Your vaccination in perspective

It’s not that insurers can’t ask about your vaccination status. “The question is certainly fair game,” he says — it’s just that receiving a COVID-19 vaccine is a relatively small data point when it comes to evaluating a person’s overall health and mortality risk. “It’s just too fine a detail for them to base pricing on,” Parrish says. “They’ll be looking at it as a macro issue, not per applicant.”

The one instance where vaccination might come into play is if a person applying for a life insurance policy has comorbidities that put them at a greater risk of dying from COVID-19 if they were to contract it, Parrish says.

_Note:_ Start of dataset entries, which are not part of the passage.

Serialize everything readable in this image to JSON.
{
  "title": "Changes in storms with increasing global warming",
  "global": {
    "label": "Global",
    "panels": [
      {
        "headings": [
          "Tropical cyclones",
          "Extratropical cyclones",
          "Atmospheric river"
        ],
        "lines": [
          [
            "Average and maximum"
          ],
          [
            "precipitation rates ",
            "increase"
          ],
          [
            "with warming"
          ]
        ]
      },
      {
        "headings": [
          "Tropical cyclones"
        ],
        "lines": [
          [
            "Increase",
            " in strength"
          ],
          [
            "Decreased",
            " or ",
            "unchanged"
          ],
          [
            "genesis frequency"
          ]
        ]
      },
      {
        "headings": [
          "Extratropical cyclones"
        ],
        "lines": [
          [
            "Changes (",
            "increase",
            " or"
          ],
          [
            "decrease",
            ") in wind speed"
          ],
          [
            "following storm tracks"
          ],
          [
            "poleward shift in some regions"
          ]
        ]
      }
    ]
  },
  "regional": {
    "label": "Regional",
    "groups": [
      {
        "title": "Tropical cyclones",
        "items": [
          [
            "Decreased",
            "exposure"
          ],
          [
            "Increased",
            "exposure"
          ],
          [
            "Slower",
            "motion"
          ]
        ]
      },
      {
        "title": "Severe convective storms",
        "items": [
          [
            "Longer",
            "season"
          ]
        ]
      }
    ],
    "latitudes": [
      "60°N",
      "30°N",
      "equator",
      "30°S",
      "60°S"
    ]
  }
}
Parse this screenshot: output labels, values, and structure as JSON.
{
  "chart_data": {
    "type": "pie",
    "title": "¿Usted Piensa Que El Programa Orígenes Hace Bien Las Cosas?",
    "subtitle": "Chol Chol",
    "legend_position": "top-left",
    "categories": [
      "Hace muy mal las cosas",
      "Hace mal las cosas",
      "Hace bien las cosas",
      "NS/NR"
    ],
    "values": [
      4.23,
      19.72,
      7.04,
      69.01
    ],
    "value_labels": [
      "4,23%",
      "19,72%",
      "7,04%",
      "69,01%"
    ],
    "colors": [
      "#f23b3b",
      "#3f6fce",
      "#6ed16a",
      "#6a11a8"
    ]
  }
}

The combination of those other health issues plus the risk of COVID-19 could prompt insurers to look more favorably on an applicant who had been vaccinated.

“If it’s close, if they're underwriting a case and they're looking at medical history and if they're trying to decide, they would probably look favorably if a person has had a vaccination,” he says.

Cathy Seifert, an insurance analyst at CFRA Research, says pandemic-related claims questions are far more likely to crop up in other sectors of the insurance industry. “The bigger driver is in health insurance and disability pricing models,” she says.

Get vaccinated before you apply

Last year, some big life insurance companies pulled back on writing new policies for older Americans in response to myriad uncertainties about long-term effects of the pandemic combined with a punishing low-interest-rate environment that squeezed life insurers’ margins, Seifert says.

Like Parrish, she says there’s little chance that an otherwise-healthy person would be turned down for a policy just because they hadn’t received the COVID-19 vaccine, although she also predicts that insurers might have a positive view of COVID-19 vaccination on the margin. “If you’re thinking of getting life insurance, get yourself vaccinated first and then shop for it,” she recommends.

Life insurance became harder to price in the context of a novel coronavirus because there was no crystal ball, no long-term information available, Seifert says. Unlike, say, car insurance, life insurance policies aren’t repriced from year to year in response to fluctuations in risk factors. Insurers have to rely on long-range actuarial models — models that COVID-19 threw for a loop.

The jury is also still out on a related question: How carriers will handle underwriting for people who have had, and recovered from COVID-19. “I anticipate it will probably be a factor in life insurance underwriting,” Seifert says, but she adds that state insurance commissioners will likely be quick to crack down on anything that resembles the price-gouging of COVID-19 survivors.

“My sense is regulators are going to be highly sensitive to onerous pricing methodologies,” she says.